# Best Ice Creepers for micky mouse boots??



## troutmaster33 (Nov 16, 2006)

I'm lookin for a pair of ice creepers that wont come off my Micky Mouse boots just havent found anything that works well and wont Fall off when walking.. Thanks in advance Bryan...


----------



## N M Mechanical (Feb 7, 2008)

Zip screws
_Posted via Mobile Device_


----------



## raisinrat (Feb 9, 2006)

Best thing you can have with out screwing into the boot its self hands down.
Click on the pic for the link.


----------



## Blue (Oct 15, 2003)

I agree with above posts. They definitly have a strong rubber smell to them--won't have a problem locating them for awhile. Problem I have with them though is that I lost several of the screws over the course of the winter. I see where you can buy replacement screws. I did used to use the green ones(don't know name) and they work OK but occassionally I'd slip with them.


----------



## JayJayMo (May 20, 2008)

Arctic spurs. 2 spikes/spades in middle of shoe and one clasp on each boot. Good grip on ice and easy on/easy off.


----------



## Ice Hopper (Jan 24, 2010)

MICROspikes by kahtoola are the best ice creepers that I've ever worn. They weigh next to nothing, made from stainless steel and fit any shape or size boot. The silicone type material they use won't get stiff in the cold. You can run full tilt across glare ice and never miss a beat! 
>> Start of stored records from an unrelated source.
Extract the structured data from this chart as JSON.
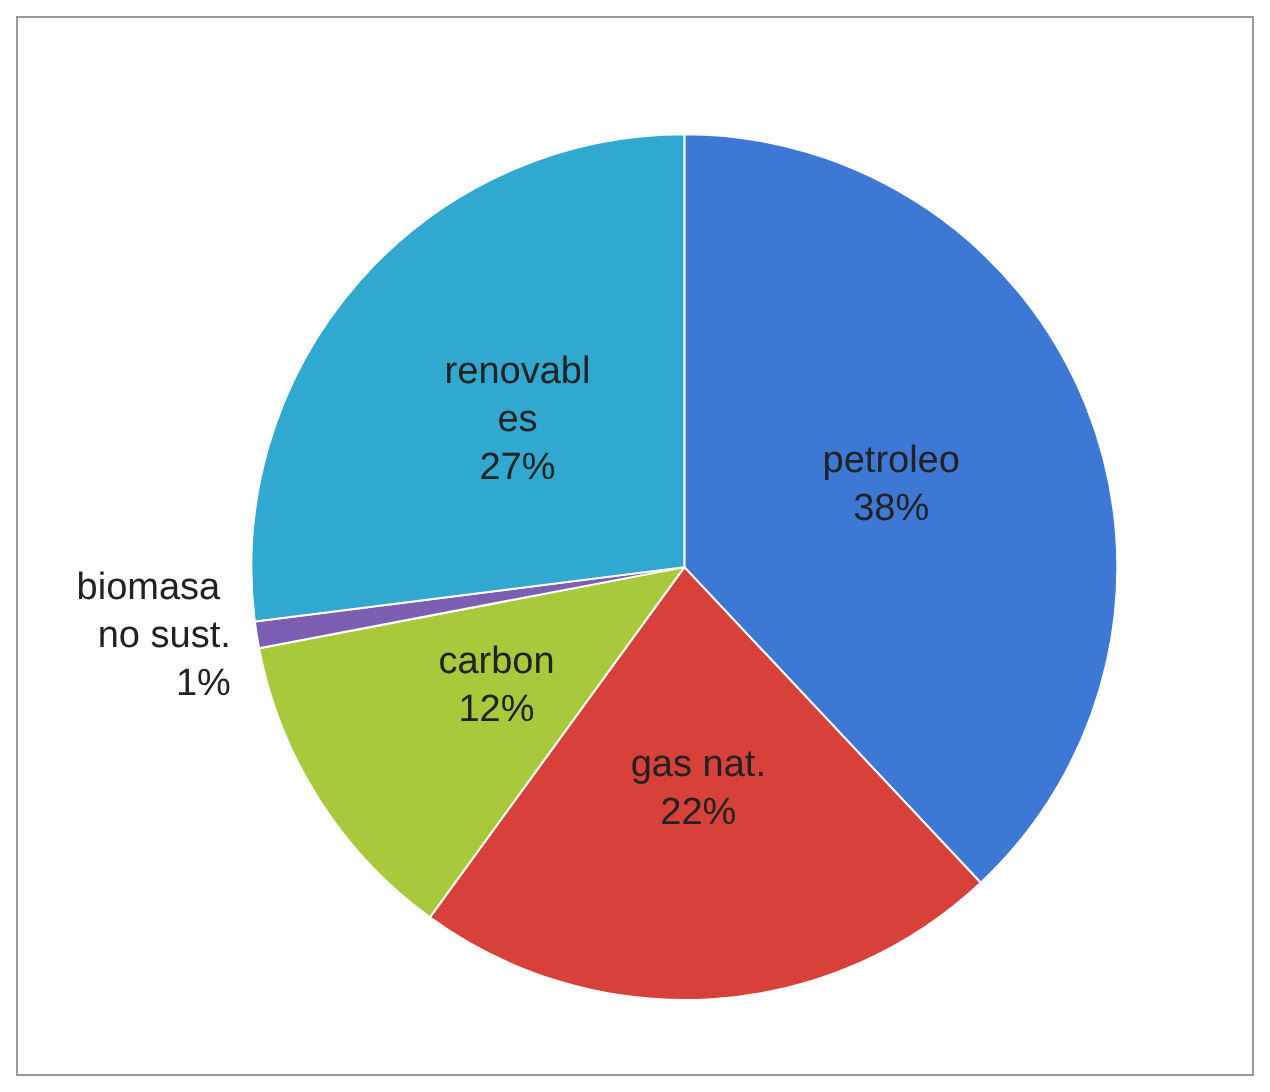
{
  "chart_data": {
    "type": "pie",
    "categories": [
      "petroleo",
      "gas nat.",
      "carbon",
      "biomasa no sust.",
      "renovables"
    ],
    "values": [
      38,
      22,
      12,
      1,
      27
    ],
    "value_labels": [
      "38%",
      "22%",
      "12%",
      "1%",
      "27%"
    ],
    "colors": [
      "#3d78d4",
      "#d8403a",
      "#a9c93c",
      "#7c5fb2",
      "#30a8cf"
    ],
    "legend": false
  }
}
The velcro on corkers will ice up. Spurs kill my arches. I used to wear chains, but they just don't have enough traction, neither do the yaks. I've tried them all... MICROspikes are a bit pricey, but they are the best I've used.


----------



## jjc155 (Oct 16, 2005)

N M Mechanical said:


> Zip screws
> _Posted via Mobile Device_


yep if I wore mickey's I would screw the sole.

J-


----------



## Cedar River FinAddict (Oct 31, 2008)

Yup, screwing the bottom is the way to go! I just redid mine with fresh screws and washers for like $5. I use 1/2" screws with two washers as spacers for added bite.


----------



## icefishermanmark (Mar 2, 2005)

How big of screws can you use on Mickey's? I've thought about doing that, but am afraid to puncture the soul, ruin a good pair of boots.


----------



## N M Mechanical (Feb 7, 2008)

I use #8*1/2 and put alittle silicone on the threads to helP hold them in
_Posted via Mobile Device_


----------